The pun is intentional. But here’s my point: Many Jews go to ridiculous extremes to redefine and root out hametz for Passover, losing sight of the simplicity and subtlety of this extraordinary holiday.
Hametz is narrowly defined as leavened bread, and Jews are not supposed to own, eat or benefit from it during Passover. That much is specified in the Torah, along with the direct admonition to remove all hametz from one’s home.
Naturally, centuries of rulings from rabbis — none of whom I’m sure had to clean their own kitchens or prepare a Seder meal — have added layer upon layer of restriction, expectation and interpretation. This is especially true among Ashkenazi Jews for whom the rice, corn, lentils, beans (and depending on who you ask, peanuts) known as kitniyot are also not to be consumed.
In strictly observant communities, this leads to the sort of extreme cleaning recounted by my colleague Frimet Goldberger, who writes of the laborious, exhausting marathon of scrubbing that Hasidic women and girls are required to do before the holiday can begin. Just learning that she spent her childhood washing the walls of her home from floor to ceiling made me grateful for the modest tasks I was assigned before our family Seders. Chopping apples for haroset pales in comparison.
Even for the less obsessive, the extreme banishment of hametz has led to an industry of processed foods meant to replicate, with far less taste and at a far higher price, the foods that we may or may not even eat the other weeks of the year. Really, how did the Jews survive for all these centuries without kosher-for-Passover wasabi sauce?

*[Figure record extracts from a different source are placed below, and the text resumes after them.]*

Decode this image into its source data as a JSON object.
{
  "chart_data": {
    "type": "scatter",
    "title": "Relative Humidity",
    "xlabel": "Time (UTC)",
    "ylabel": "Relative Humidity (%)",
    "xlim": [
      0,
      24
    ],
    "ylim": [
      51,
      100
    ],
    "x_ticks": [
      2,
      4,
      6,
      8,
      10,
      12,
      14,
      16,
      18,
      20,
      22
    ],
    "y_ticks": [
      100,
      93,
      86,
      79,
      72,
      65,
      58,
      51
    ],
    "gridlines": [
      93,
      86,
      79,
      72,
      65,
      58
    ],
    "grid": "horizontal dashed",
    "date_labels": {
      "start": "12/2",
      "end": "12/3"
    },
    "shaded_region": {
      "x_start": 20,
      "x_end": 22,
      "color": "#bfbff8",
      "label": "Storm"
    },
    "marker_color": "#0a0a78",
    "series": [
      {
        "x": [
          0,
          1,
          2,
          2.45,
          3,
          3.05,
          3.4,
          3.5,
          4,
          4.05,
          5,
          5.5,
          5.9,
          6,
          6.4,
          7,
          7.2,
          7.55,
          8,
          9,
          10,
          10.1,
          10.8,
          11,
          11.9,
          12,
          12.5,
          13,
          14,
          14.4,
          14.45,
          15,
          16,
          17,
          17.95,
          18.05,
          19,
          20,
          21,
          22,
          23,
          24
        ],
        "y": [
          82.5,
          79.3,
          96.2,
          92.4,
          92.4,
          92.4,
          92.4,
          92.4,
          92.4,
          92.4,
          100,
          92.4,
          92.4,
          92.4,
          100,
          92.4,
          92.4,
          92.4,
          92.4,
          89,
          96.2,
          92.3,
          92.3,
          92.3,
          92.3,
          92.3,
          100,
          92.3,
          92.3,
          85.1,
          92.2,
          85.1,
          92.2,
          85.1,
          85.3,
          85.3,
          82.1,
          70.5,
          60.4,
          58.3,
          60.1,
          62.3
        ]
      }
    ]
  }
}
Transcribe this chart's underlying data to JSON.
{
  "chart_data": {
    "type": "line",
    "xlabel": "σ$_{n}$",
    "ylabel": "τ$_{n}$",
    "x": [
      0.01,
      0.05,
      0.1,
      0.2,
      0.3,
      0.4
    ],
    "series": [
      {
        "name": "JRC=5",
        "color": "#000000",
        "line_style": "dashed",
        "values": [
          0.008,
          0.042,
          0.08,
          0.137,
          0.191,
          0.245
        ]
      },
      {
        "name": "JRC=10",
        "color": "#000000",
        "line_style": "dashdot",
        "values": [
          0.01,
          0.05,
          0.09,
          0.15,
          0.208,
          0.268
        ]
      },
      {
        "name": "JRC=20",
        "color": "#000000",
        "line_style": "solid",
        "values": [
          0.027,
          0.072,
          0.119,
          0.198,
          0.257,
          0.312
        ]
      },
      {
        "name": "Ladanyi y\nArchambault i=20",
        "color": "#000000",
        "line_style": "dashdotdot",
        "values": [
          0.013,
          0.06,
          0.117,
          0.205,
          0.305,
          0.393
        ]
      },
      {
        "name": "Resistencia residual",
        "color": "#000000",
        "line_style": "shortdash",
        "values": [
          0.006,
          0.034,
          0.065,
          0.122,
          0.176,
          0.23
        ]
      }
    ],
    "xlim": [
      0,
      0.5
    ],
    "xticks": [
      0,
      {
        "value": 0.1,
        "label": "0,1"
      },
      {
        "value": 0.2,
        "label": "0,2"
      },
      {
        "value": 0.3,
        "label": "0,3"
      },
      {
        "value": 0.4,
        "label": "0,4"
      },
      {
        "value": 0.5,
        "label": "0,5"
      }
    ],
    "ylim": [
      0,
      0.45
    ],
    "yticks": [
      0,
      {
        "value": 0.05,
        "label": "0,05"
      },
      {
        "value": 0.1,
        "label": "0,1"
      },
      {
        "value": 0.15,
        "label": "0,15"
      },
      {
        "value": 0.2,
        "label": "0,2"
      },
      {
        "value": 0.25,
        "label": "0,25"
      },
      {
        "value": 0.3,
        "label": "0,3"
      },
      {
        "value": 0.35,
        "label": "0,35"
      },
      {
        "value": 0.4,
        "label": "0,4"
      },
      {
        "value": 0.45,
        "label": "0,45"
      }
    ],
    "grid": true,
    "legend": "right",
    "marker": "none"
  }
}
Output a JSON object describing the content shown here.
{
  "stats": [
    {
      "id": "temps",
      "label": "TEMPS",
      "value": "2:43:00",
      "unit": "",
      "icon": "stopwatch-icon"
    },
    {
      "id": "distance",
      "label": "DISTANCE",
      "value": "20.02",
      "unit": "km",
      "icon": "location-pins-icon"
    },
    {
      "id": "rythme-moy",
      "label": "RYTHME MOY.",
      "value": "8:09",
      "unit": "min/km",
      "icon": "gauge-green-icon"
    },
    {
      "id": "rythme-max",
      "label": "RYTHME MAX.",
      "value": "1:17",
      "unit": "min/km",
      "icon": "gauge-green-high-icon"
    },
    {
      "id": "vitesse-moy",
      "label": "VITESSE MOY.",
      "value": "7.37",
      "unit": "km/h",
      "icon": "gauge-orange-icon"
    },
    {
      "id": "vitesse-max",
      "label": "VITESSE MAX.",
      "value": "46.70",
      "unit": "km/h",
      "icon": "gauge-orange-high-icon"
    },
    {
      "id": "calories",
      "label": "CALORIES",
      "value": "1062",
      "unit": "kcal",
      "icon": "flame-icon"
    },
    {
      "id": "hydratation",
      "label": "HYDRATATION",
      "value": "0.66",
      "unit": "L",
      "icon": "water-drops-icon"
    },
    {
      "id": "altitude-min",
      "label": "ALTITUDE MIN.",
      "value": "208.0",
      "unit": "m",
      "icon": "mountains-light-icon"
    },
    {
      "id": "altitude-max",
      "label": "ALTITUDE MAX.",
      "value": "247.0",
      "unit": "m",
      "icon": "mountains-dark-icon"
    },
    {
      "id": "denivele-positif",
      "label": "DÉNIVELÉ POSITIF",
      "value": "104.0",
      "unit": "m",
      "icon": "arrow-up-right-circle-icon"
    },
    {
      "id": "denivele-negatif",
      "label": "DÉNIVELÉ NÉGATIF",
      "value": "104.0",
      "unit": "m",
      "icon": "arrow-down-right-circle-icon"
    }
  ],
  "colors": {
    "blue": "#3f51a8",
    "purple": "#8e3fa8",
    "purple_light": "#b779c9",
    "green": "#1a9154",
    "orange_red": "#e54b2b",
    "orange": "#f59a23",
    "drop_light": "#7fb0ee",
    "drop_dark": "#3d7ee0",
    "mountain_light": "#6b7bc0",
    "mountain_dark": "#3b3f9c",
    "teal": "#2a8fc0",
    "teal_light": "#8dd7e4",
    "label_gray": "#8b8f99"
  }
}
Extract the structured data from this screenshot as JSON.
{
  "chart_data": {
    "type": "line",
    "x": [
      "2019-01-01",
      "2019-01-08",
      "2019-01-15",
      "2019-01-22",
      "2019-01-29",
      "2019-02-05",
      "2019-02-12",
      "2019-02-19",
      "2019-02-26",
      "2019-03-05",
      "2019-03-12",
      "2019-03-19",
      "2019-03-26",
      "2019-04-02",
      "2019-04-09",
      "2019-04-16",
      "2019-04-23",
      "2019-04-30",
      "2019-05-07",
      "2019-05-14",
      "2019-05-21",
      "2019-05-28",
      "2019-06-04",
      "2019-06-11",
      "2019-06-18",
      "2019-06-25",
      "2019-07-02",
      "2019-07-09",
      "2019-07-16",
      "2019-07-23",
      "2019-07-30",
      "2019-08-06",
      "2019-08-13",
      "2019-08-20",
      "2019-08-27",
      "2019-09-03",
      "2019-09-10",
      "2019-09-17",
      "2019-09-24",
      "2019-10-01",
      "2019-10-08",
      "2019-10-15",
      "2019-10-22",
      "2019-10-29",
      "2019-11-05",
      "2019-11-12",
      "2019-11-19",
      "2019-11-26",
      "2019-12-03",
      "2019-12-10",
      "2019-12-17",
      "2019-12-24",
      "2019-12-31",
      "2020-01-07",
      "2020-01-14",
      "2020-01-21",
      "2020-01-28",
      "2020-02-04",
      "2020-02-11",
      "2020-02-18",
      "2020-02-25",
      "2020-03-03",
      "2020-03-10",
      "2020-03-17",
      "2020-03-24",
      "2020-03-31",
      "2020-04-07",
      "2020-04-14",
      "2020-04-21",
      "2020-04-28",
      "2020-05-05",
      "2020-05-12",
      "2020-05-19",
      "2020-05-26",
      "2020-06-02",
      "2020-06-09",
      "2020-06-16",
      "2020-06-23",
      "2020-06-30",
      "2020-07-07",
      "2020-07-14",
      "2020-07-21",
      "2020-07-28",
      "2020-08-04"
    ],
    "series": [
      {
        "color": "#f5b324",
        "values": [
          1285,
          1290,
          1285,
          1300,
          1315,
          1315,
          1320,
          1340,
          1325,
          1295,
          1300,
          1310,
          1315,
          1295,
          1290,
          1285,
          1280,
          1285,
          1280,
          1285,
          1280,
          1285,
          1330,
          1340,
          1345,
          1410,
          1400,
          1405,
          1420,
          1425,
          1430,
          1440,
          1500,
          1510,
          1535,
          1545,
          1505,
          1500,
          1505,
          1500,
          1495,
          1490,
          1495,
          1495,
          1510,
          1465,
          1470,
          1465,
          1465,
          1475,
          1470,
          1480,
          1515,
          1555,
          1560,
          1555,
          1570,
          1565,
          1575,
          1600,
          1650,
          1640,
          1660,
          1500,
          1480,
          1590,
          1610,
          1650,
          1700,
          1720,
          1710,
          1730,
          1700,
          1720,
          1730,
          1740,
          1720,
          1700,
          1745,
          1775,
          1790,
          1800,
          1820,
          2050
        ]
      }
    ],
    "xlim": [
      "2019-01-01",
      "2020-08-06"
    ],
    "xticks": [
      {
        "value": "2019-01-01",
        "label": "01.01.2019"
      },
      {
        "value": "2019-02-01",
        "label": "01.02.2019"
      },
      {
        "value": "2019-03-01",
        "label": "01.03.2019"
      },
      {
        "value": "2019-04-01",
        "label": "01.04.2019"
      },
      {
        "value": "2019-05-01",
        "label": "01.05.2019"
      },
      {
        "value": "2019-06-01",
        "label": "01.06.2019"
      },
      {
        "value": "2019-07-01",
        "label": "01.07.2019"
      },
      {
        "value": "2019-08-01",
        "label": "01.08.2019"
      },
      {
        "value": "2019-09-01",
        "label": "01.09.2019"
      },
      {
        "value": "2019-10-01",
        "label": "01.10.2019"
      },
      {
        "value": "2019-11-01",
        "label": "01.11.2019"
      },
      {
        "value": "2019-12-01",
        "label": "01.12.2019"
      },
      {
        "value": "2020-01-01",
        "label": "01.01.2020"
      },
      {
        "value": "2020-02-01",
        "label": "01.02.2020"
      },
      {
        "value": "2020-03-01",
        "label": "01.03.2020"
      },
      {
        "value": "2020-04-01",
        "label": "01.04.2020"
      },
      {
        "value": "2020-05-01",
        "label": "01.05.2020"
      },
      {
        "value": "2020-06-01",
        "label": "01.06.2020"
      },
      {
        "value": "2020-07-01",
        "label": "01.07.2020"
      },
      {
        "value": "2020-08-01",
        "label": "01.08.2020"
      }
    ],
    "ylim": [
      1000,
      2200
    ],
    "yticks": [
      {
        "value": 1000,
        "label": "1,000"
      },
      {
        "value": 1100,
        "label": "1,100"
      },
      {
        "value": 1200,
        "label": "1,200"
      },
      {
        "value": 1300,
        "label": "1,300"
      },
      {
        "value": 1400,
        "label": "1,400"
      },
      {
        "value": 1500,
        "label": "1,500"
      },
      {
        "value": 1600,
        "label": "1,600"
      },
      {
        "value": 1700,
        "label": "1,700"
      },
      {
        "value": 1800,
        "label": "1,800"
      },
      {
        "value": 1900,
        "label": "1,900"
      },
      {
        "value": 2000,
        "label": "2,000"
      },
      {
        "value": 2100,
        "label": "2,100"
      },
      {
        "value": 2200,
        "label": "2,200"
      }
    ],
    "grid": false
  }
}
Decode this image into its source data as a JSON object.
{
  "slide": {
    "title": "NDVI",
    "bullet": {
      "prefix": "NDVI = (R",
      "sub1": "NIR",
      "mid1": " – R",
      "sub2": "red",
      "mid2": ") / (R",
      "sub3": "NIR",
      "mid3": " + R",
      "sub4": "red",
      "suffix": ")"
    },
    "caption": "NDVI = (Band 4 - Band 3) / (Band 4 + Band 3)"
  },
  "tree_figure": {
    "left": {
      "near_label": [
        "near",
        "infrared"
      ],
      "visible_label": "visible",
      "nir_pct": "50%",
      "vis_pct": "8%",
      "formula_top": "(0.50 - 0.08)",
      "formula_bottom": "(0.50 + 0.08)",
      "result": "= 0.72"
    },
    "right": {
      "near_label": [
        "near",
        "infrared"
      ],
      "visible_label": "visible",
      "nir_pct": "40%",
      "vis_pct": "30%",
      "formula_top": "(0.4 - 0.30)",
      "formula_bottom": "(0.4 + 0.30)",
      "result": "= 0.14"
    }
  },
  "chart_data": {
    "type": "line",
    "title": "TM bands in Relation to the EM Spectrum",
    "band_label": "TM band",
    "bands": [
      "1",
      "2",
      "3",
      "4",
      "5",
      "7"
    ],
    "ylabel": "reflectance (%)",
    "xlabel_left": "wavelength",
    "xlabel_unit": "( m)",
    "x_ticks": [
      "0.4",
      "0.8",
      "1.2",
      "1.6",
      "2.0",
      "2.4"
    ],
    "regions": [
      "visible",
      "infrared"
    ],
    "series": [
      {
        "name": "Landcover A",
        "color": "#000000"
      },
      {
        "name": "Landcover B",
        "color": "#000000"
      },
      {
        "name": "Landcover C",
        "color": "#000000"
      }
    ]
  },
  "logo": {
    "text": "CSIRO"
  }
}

And then there are the Jews who expand the definition of hametz well beyond food to include behaviors and attitudes that they find objectionable or imprisoning. I understand the rationale of one Manhattan synagogue to banish email for all the days of Passover so that its members can “taste freedom.” I can even appreciate the impulse to unplug from the technology that seems to dominate our lives.
But many of us don’t have the professional luxury of going device-free for eight days, nor do we want to forego the benefits of electronic communication — the email from a faraway friend, the random text message from a child. More to the point, exiling email turns hametz into something objectionable, treyf, even sinister. But hametz isn’t so much a thing as a process. We still consume flour on Passover — it’s in matzo, after all. It’s just flour that has not been allowed to rise for more than 18 minutes.
It’s not the ingredients that make a product hametz so much as the conditions under which it is produced. I’m reminded of a wonderful section of the Moss Haggadah, which on one page shows a person shoveling bricks into a hot oven — an obvious metaphor for slavery.
But on the next page, that same person is putting a similarly shaped object into an oven, only it’s bread to be baked, and the person is doing so freely.
We don’t need to go to extremes to banish the hametz from our lives during Passover. The line between slavery and freedom for many of us is far more subtle.